Aurora, Colorado's police chief says Holmes has ``lawyered up.''
The 24-year-old suspect in the Colorado theater shooting spent months stockpiling thousands of bullets and ballistic gear without raising any red flags with authorities.
Authorities say that's because Holmes availed himself of the Internet. That unregulated marketplace allows consumers to acquire some of the tools of modern warfare as if they were pieces of a new wardrobe.
Dudley Brown is the executive director of Rocky Mountain Gun Owners, a group that advocates for firearms owners' rights. He notes that Americans are allowed to possess some of the equipment that the military generally has.
Gun rights activists like Brown celebrate that freedom, but even some involved in the trade are troubled by how easily Holmes stocked up for his alleged rampage.

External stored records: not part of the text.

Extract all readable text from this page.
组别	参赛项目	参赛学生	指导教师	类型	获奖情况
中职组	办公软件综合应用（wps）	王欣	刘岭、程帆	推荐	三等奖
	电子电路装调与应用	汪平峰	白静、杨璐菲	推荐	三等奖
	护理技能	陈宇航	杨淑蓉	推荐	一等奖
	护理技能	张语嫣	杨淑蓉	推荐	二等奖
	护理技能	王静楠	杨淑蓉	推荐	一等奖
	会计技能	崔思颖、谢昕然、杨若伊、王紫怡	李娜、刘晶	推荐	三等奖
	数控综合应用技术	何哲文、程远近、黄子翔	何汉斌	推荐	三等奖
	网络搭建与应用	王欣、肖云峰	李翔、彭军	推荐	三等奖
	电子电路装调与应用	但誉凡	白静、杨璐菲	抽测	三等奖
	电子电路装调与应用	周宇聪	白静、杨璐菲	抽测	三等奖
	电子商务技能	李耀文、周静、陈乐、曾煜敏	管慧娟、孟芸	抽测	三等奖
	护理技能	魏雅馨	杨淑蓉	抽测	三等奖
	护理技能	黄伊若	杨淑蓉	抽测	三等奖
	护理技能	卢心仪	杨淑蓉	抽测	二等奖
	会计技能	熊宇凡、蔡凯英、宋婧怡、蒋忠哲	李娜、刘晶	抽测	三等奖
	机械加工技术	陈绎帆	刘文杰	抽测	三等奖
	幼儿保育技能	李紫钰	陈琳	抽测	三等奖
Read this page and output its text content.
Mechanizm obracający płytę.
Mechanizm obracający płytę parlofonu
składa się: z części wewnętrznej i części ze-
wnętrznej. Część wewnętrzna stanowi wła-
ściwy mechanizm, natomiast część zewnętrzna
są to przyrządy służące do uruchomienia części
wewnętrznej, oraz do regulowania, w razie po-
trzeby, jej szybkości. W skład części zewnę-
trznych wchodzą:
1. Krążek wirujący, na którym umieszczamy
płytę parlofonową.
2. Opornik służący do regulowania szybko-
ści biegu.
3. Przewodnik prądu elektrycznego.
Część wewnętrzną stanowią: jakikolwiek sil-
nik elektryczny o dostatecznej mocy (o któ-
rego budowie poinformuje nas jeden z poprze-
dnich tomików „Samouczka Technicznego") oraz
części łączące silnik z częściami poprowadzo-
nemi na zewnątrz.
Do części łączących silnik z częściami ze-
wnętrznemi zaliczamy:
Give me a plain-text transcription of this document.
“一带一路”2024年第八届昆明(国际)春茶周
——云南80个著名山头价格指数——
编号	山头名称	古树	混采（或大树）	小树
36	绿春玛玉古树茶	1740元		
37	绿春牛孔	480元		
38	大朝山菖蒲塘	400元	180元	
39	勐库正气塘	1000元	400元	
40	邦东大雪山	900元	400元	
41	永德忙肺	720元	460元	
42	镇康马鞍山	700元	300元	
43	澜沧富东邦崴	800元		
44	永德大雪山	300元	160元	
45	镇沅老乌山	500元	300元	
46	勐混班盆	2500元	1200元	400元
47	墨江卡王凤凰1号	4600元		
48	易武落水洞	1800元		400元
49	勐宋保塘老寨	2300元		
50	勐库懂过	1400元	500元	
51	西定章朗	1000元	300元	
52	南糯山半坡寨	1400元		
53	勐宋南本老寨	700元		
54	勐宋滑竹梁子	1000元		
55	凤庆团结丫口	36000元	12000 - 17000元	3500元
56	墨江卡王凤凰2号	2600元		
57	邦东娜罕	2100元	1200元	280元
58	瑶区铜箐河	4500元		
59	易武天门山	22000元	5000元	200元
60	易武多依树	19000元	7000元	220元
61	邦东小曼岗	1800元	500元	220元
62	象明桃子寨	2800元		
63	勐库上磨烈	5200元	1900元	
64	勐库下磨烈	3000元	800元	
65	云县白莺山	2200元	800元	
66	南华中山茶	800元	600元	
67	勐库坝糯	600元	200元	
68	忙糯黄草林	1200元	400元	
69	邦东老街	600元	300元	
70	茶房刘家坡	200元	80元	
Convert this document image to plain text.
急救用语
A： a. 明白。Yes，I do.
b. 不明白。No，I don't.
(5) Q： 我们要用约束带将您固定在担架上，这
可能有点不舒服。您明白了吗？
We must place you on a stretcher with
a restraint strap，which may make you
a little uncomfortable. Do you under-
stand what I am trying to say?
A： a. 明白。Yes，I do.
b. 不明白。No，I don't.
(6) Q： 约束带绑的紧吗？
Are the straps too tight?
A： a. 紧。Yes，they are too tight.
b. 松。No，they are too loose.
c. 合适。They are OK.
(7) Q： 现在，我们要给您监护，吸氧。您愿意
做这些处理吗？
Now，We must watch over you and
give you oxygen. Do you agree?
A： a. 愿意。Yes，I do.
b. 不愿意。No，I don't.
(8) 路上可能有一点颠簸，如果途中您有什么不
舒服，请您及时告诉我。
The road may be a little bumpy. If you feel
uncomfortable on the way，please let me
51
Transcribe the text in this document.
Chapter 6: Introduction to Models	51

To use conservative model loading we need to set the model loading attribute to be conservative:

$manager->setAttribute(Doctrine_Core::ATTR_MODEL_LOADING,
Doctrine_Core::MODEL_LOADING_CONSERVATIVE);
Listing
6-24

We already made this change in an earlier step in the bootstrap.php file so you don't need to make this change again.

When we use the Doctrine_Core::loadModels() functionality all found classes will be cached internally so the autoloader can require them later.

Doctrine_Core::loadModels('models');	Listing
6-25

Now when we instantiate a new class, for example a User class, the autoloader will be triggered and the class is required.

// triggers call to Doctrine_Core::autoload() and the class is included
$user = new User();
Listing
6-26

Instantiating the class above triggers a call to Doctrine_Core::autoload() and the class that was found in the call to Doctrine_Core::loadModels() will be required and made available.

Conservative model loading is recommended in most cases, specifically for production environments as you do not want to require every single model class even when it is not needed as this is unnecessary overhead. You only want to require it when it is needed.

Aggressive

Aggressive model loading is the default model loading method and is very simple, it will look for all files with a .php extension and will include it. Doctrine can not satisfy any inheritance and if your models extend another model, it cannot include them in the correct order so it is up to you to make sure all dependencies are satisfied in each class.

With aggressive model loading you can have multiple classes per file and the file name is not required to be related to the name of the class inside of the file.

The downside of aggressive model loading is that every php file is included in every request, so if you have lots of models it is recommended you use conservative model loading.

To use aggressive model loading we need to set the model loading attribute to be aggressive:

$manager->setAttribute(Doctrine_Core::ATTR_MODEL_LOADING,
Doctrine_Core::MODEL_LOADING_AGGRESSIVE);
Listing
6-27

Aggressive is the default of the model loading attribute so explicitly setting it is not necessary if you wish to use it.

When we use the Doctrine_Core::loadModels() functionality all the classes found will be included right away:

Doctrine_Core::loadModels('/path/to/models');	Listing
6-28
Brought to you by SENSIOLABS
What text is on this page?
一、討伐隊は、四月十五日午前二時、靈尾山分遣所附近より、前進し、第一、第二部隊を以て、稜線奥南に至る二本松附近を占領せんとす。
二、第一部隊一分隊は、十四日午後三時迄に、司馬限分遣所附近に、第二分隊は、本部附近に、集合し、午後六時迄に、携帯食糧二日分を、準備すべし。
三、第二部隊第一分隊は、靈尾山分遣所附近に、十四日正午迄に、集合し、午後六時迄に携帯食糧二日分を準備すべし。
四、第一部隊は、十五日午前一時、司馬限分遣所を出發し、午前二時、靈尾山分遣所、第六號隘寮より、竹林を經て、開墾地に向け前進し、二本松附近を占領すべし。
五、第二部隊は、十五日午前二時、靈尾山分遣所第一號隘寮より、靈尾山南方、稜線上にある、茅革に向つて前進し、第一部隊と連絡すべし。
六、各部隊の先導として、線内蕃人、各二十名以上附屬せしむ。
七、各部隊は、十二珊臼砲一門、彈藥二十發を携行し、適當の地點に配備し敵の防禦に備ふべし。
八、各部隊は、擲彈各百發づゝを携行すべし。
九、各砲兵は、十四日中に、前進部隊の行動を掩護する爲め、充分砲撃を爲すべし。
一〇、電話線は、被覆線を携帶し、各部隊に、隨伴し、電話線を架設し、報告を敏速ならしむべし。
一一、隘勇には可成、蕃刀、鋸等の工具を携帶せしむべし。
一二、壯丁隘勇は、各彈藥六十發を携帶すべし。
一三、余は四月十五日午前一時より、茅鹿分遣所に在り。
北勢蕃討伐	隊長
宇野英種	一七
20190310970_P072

Authorities say all of Holmes' purchases were legal -- and there is no official system to track whether people are stockpiling vast amounts of firepower.
Law enforcement officials say lone gunmen like the suspect in the Colorado theater massacre are the stuff of bad dreams, because they're generally invisible until it's too late.
Officials say such attackers often have no criminal record, keep quiet about their plans and acquire weapons legally.
Law enforcement officials say it's nearly impossible to stop someone like James Holmes, the 24-year-old former graduate student who's accused of killing 12 people and injuring dozens of others.
The threat of the lone offender has become such a concern that the FBI in 2009 created a task force to identify common behavioral traits and characteristics.
The Brady Campaign to Prevent Gun Violence says this year there've been 22 mass shootings.